Um estudo internacional publicado na Nature Communications lança nova luz sobre a Crise de Salinidade Messiniana (CSM), evento que há cerca de 5,5 milhões de anos levou à evaporação de aproximadamente 70% das águas do Mar Mediterrâneo. A pesquisa, liderada pelo cientista do sistema terrestre Giovanni Aloisi, do Centro Nacional Francês de Pesquisa Científica (CNRS), revela que o evento ocorreu em duas fases distintas, com mecanismos e impactos diferentes.
A primeira fase, com duração de 35.000 anos, caracterizou-se pela restrição do fluxo de água entre o Mediterrâneo e o Oceano Atlântico, através do Estreito de Gibraltar. Essa restrição, impedindo a reposição de água doce, acelerou a evaporação e a deposição de sais no Mediterrâneo. Os pesquisadores analisaram isótopos de cloro em depósitos de sal no fundo do mar, utilizando modelos numéricos e simulações para mapear quando, onde e como ocorreu essa perda de água.

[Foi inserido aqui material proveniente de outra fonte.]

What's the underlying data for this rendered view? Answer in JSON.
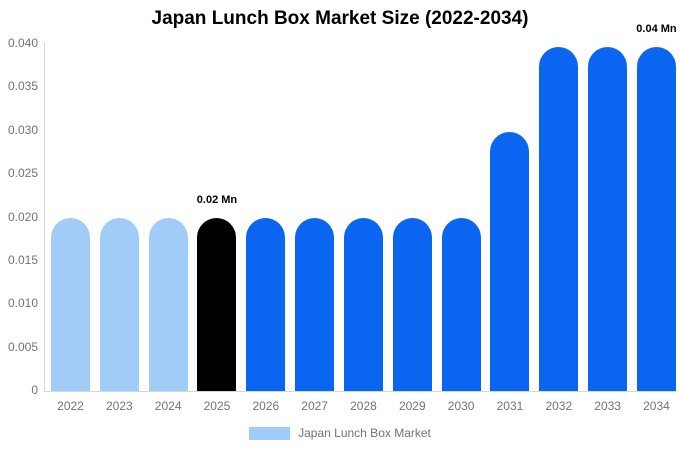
{
  "chart": {
    "title": "Japan Lunch Box Market Size (2022-2034)",
    "legend": {
      "label": "Japan Lunch Box Market",
      "swatch_color": "#a2ccf8"
    }
  },
  "chart_data": {
    "type": "bar",
    "title": "Japan Lunch Box Market Size (2022-2034)",
    "unit": "Mn",
    "categories": [
      "2022",
      "2023",
      "2024",
      "2025",
      "2026",
      "2027",
      "2028",
      "2029",
      "2030",
      "2031",
      "2032",
      "2033",
      "2034"
    ],
    "series": [
      {
        "name": "Japan Lunch Box Market",
        "values": [
          0.0199,
          0.0199,
          0.0199,
          0.0199,
          0.0199,
          0.0199,
          0.0199,
          0.0199,
          0.0199,
          0.0298,
          0.0397,
          0.0397,
          0.0397
        ]
      }
    ],
    "bar_colors": [
      "#a2ccf8",
      "#a2ccf8",
      "#a2ccf8",
      "#000000",
      "#0a66f0",
      "#0a66f0",
      "#0a66f0",
      "#0a66f0",
      "#0a66f0",
      "#0a66f0",
      "#0a66f0",
      "#0a66f0",
      "#0a66f0"
    ],
    "y_ticks": [
      {
        "label": "0.040",
        "value": 0.04
      },
      {
        "label": "0.035",
        "value": 0.035
      },
      {
        "label": "0.030",
        "value": 0.03
      },
      {
        "label": "0.025",
        "value": 0.025
      },
      {
        "label": "0.020",
        "value": 0.02
      },
      {
        "label": "0.015",
        "value": 0.015
      },
      {
        "label": "0.010",
        "value": 0.01
      },
      {
        "label": "0.005",
        "value": 0.005
      },
      {
        "label": "0",
        "value": 0
      }
    ],
    "ylim": [
      0,
      0.04
    ],
    "xlabel": "",
    "ylabel": "",
    "grid": false,
    "legend_position": "bottom",
    "annotations": [
      {
        "text": "0.02 Mn",
        "category": "2025"
      },
      {
        "text": "0.04 Mn",
        "category": "2034"
      }
    ],
    "colors": {
      "light_blue": "#a2ccf8",
      "bright_blue": "#0a66f0",
      "highlight_black": "#000000",
      "axis_line": "#d6d6d6",
      "tick_text": "#737373",
      "title_text": "#000000",
      "background": "#ffffff"
    }
  }
}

Na segunda fase, que se estendeu por 10.000 anos, o Mar Mediterrâneo ficou completamente isolado, intensificando o processo de evaporação. Em algumas áreas, o nível do mar teria baixado até 2,1 quilômetros. A retração da água expôs a crista subaquática no Estreito da Sicília, dividindo o Mediterrâneo em duas bacias e formando uma ponte terrestre entre África e Europa, segundo os autores.
Essa divisão acelerou ainda mais a evaporação, principalmente no Mediterrâneo oriental, onde se concentraram os maiores depósitos de sal. A pesquisa resolve uma longa discussão científica sobre a ocorrência da CSM com o Mediterrâneo completamente isolado ou não do Atlântico, sugerindo que ambas as hipóteses são válidas, numa perspectiva de um processo em duas fases distintas.
Embora o estudo não detalhe as causas do isolamento do Mediterrâneo, os autores apontam para a intensa atividade tectônica do final do Mioceno. A CSM, por sua vez, teria causado mais perturbações, aliviando a pressão na crosta superficial e provocando o ressecamento das áreas circundantes. Como os próprios autores escrevem no artigo: “A imensa depressão mediterrânica criada pela redução do nível da água da CSM – correspondente a uma perda de volume de 69% do corpo d’água mediterrânico – teria gerado efeitos climáticos em escala planetária, induzindo mudanças nos padrões de precipitação, cenário sugerido por dados proxy de precipitação.”
Atualmente, o Estreito de Gibraltar é bem mais largo e profundo do que era na fase 1 da CSM. Sem a conexão com o Atlântico, estima-se que o nível do mar do Mediterrâneo estaria caindo cerca de meio metro por ano, conforme estudos como este indicam.
O evento da inundação zancleana reverteu os impactos da CSM. No entanto, esta nova pesquisa oferece informações valiosas não apenas sobre o Mar Mediterrâneo, mas também sobre as mudanças em toda a região durante este período crucial da história. Como concluem os pesquisadores em sua publicação “: “Nossos resultados têm implicações mais amplas para a evolução biológica, geológica e climática do Mediterrâneo e além.”